裡面,整整齊齊地碼放著金光燦燦的——**大黃魚**!一根根,如同沉睡的金色磚塊,在黑暗中散發著內斂而沉重的光澤!粗粗一掃,這一個箱子,至少有上百根!

他又掀開另一個箱子。

裡面同樣是金條!數量同樣驚人!

第三個、第四個箱子……不是金條,而是各種用油紙和錦緞包裹的物件——**瓷器**(青花、粉彩、釉裡紅,器型各異)、**玉器**(玉佩、玉璧、玉雕)、**青銅器**(鏽跡斑斑卻透著古韻)、**書畫卷軸**(雖然儲存狀況不一,但氣息古舊)……琳琅滿目,堆積如山!粗粗估算,怕是有上萬件之多!雖然何雨昂不懂鑑賞,但他強大的感知能清晰地捕捉到這些器物上沉澱的歲月氣息和歷史痕跡,絕非贗品!

這些,顯然都是活屍山本教授數百年間,利用各種身份和手段,從華夏大地上搜刮、掠奪、盜掘而來的不義之財!是無數文明的碎片,被一個邪物據為己有!

何雨昂冰冷的眼神掃過這些足以讓任何收藏家瘋狂的財富,內心毫無波瀾。黃金?不過是密度較高的金屬。古董?不過是附著了些微歷史氣息的舊物。對他而言,其價值遠不如一塊蘊含負面能量的靈魂碎片。

但,對父母有用。

可以解決“租房”這個麻煩。

他意念微動。

唰!

暗室裡堆積如山的幾個大樟木箱子,連同裡面所有的金條、古董,瞬間消失得無影無蹤,被收納進了他那穩定而龐大的隨身空間深處。

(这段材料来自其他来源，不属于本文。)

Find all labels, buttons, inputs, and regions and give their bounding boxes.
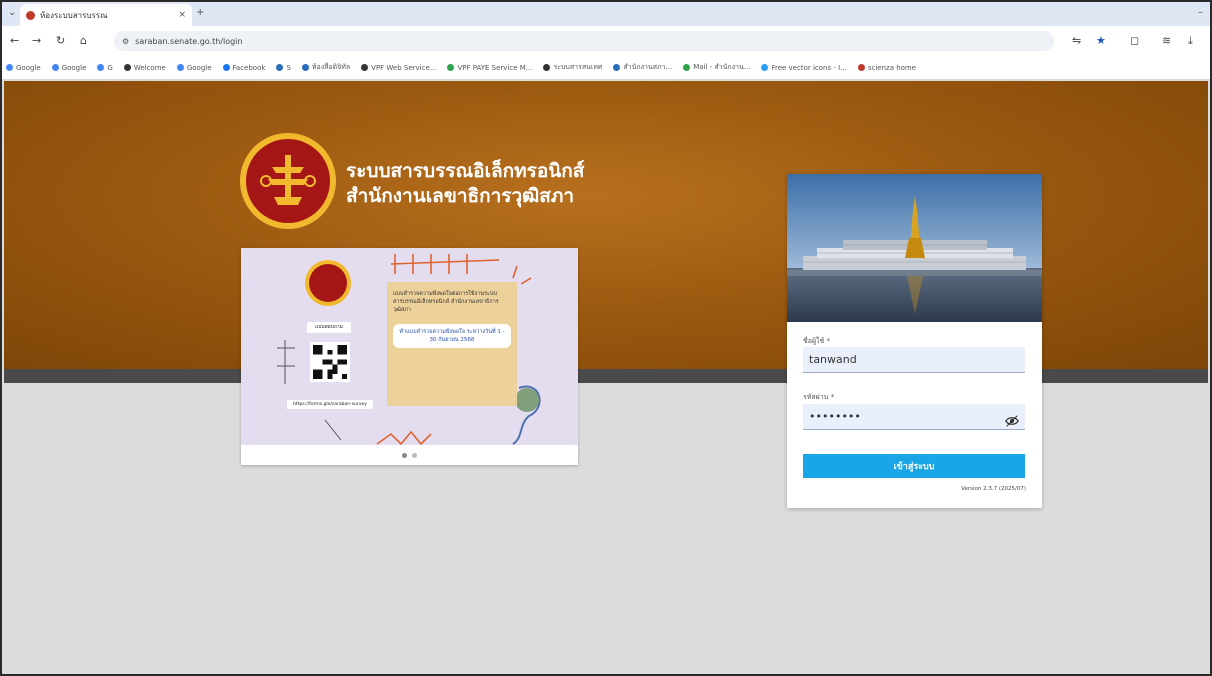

做完這一切,他如同逛完了一個無趣的舊貨市場。目光最後落在暗室角落一個不起眼的小鐵盒上。他隨手開啟,裡面是一些房契、地契(都是些偏遠或廢棄的產業),以及幾張泛黃的、寫著日文和中文的銀行票據(顯然已經失效)。他掃了一眼,沒甚麼價值,便不再理會。

回到何家冰冷的土炕上。

何雨昂攤開手掌,一根沉甸甸、黃澄澄的**大黃魚(十兩金條)**,憑空出現在他掌心。冰冷的金屬觸感,在黑暗中散發著微弱的金光。

他看了看熟睡的父母,又看了看掌心沉甸甸的金條。

明天。

讓何大清拿著這個,去把這破院子買下來。

這樣,應該就不會有“漲房租”的麻煩了。

父母應該會高興。

他收起金條,重新躺下。冰冷的意識核心,已經在思考下一個“美味”目標的位置。龍夫人?那個護衛?還是梅機關那個叫半條的?都散發著不錯的“氣味”。

窗外,寒風依舊在嗚咽。四合院裡,絕望的氣息還未散去。而何家的破屋下,一根足以買下十座這樣四合院的金條,正在等待天明。